BMI variables in the youth panel - potential errors?
I've come across something strange with the BMI data in the youth panel (available in waves b, d and f). The limits of ypbmi_dv are around 8 and 90, in each wave the data are available. A BMI of 8 (or 90!) would be impossible, so I went back to the height and weight data, and have found that there are BMI values present even when there is no reported height and weight. The only coding is -9 for missing; there is no 'wildcard' option.
Furthermore, even for rows where height and weight are reported, BMI is not consistent e.g. a respondent with a BMI of 9.8 is 157cm tall and 41.3kg - by the standard BMI calculation, this respondent's BMI should be 16.7. I've done a few more spot checks and can't unpick what's going on with the BMI variable. Can you shed any light on this situation?
It's quite urgent I'm afraid - I work for the Department of Health and Social Care, and this task is part of a high priority workstream on inequalities in childhood obesity. I'd be really grateful if you could help!
#1 Updated by Alita Nandi almost 2 years ago
- Category set to Derived variables
- Status changed from New to In Progress
- Assignee set to Gundi Knies
- Target version set to X M
- % Done changed from 0 to 10
- Private changed from Yes to No
Many thanks for your enquiry. The Understanding Society team is looking into it and we will get back to you as soon as we can.
#2 Updated by Gundi Knies almost 2 years ago
- Assignee changed from Gundi Knies to Sian Hughes
- % Done changed from 10 to 50
information about height and weight is collected in a paper-and-pencil interview which children/adolescents fill out privately.

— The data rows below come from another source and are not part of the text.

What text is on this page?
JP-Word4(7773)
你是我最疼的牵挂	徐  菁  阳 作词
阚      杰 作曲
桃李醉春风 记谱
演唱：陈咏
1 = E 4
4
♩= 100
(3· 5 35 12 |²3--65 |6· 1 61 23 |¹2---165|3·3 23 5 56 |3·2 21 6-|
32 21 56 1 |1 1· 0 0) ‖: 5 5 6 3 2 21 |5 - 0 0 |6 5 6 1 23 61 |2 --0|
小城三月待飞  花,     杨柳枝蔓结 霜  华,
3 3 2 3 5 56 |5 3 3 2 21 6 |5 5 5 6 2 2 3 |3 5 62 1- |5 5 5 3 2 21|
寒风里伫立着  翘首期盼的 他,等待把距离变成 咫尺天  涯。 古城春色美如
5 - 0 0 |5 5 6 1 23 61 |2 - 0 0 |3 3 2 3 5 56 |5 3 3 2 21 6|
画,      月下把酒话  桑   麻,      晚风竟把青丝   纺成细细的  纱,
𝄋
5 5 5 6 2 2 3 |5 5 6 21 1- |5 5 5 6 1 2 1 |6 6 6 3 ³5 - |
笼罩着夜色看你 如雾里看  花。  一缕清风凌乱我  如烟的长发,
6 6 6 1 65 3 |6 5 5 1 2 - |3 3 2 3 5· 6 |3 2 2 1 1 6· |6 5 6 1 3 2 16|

It is, unfortunately, a tricky instrument. Please take a look at the questionnaire: There is the option to report height and weght in imperial or metric units but some respondents choose to provide the information in both units. The information is not necessarily consistent - which may be due to poor mathematical skills or a typo. Sometimes respondents add the total number of "feet and inches" in inches in the "inches" field, instead of reporting feet in the "feet" field and additional inches in the "inches" field. Or they report "feet" in fractions. Last but not least, there may be a misinterpretation of the scribbles by the programme that extracts responses from the paper-pencil-questionnaire following fieldwork.
To understand how we derive youth BMI you need to consult the online variable documentation. See, for example: https://www.understandingsociety.ac.uk/documentation/mainstage/dataset-documentation/wave/2/datafile/b_youth/variable/b_ypbmi_dv.
It say the variable _ypbmi_dv is derived from two variables: _ypwghtkg_dv _yphghtcm_dv. You then need to read the descriptions of these input variables. For example:
The variable note to b_ypwghtkg_dv reads: "Weight in kilograms. Derived from scanned freetext information provided in B_YPHLWTK. Equals B_YPHLWTK divided over 10, or B_YPHLWTK if implied B_YPHLWTK_DV is less than 10 or less than 14 and if implied Body Mass Index (BMI) less than 8 (also see B_YPBMI_DV)."
The variable note to b_yphghtcm_dv reads: "Height in cm. Derived from B_YPHLHTF_DV and B_YPHLHTI_DV, converted to metric units, and B_YPHLHTC. B_YPHLHTC is set to missing [-9], or imputed from non-missing B_YPHLHTF, if B_YPHLHTC greater than 231 (i.e., 7ft 7 inches). If B_YPHLHTC is less than 90 and B_YPHLHTF is missing, height assumed to be reported in inches only."
You will see that we give preference to imperial units over metric units but resolve some conflicts for the derived variables "weight in kg" and "height in cm". We do not change the underlying non-edited information from the paper-pencil-questionnaire. BMI is capped at 8 at the bottom but not at the top. Users may wish to not use cases where the BMI is outside the range they consider realistic.
We very much welcome user feedback on our derived variables. Would you recommend that we impose different cut-offs for youth BMI? Is there a reference to an authorative institution recommending any upper and lower thresholds that we could base a decision on? Many thanks!